Simple stuff, I know.  I'm sure my younger siblings will get a laugh out if this. But good learning, nonetheless!

,m


Tuesday, June 11, 2013

Experiment 2

Again, dear reader, I refer you to the HO:ME blog for the details of experiment 2.  In short (pun not intended) the point of this experiment is to short out a battery.  Feel the heat, baby!

So I shorted out the 1.5 v AA battery.  Nothing to see, really, so I'll post a random picture here to distract you:



Nice, eh?

The next phase was to short out a fuse.  I bought the collection of automotive fuses from RadioShack, as that was the only one that had a 3 amp fuse.  Unfortunately, 1.62 volts/.8 = 2.02 amps, which I would not predict would blow the 3 amp fuse.  So I just turned right to the 9v, presuming that my calculated 12 amps should take care of business.

Hooked it up.  Watched.  Waited.  No fire, no energy, no nothing.  What?

Checked the battery.  Produced less than 7 volts.  Double what?

This was the same battery I had used for the earlier tests, and at one point I had run the battery through a very small resistor and then through the multimeter, showing 2 amps current.  Left it like that for a while.  Didn't think much of it.  Until I picked that stupid battery up and found it was--what else? hot as blazes.  I got lucky, I did.  Hot batteries have been known to cause some problems.
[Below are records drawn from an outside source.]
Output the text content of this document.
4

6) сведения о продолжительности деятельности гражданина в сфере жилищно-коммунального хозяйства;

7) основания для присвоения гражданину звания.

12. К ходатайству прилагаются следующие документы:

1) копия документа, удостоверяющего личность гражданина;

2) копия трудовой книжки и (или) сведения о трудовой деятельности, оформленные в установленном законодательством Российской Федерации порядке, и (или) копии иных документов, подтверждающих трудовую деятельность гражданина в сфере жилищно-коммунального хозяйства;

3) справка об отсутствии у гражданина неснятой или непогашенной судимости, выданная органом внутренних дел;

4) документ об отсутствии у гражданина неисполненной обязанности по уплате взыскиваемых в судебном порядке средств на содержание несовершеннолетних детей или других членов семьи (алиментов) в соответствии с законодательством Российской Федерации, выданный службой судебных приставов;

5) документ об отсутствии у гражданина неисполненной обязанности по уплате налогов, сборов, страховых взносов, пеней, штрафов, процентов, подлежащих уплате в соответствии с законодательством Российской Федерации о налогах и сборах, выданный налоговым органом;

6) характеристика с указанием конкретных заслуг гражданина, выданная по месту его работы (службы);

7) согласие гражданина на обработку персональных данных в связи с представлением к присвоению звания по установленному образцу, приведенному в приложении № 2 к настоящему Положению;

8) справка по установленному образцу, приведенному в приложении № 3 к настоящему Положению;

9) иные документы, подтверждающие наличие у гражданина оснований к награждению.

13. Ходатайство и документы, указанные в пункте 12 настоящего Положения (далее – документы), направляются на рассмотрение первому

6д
Dreamliner grounded due to battery fire

Turns out that the above lead to some reading on the difference between battery capacity, current, amp-hours (or watt-hours) and why folks use a stack of 1.5 v batteries to power their remote controlled cars instead of a single 9v.

Voltage for a battery is set by the number of cells, etc internal to the battery.  Capacity is how much energy it can store--like the size of the gas tank in the car.  A battery can then produce a certain number of amp-hours, which is number of amps for a certain amount of time.  A 9v rated at 2 amp-hours can produce 2 amps for 1 hour, 0.5 amps for 4 hours, etc.  This is analogous to the range in your car.

However, just like in the car, speed makes a difference.  The faster the car goes, the more inefficient it is (air resistance increases as a square of the velocity).  Same for batteries.  Running batteries at high current depletes it faster than the rated amp-hours would suggest.

A typical 9v is rated at 0.55 amp-hours, or Ah.  A 1.5 volt AA has 2.4 Ah, almost 4x as much.  So a stack of 6 AAs in series that add up to 9v will last much longer, at the cost of increased weight.

My 9v would only be expected to run 2 amps for about 15 minutes.  But that's a high current for a 9V, so probably even less.  Its ability to put out the number of amps required to burn out the fuse was clearly compromised.

So experiment 2 was a bust (or not, depending on how you view the fuse).  But good learning.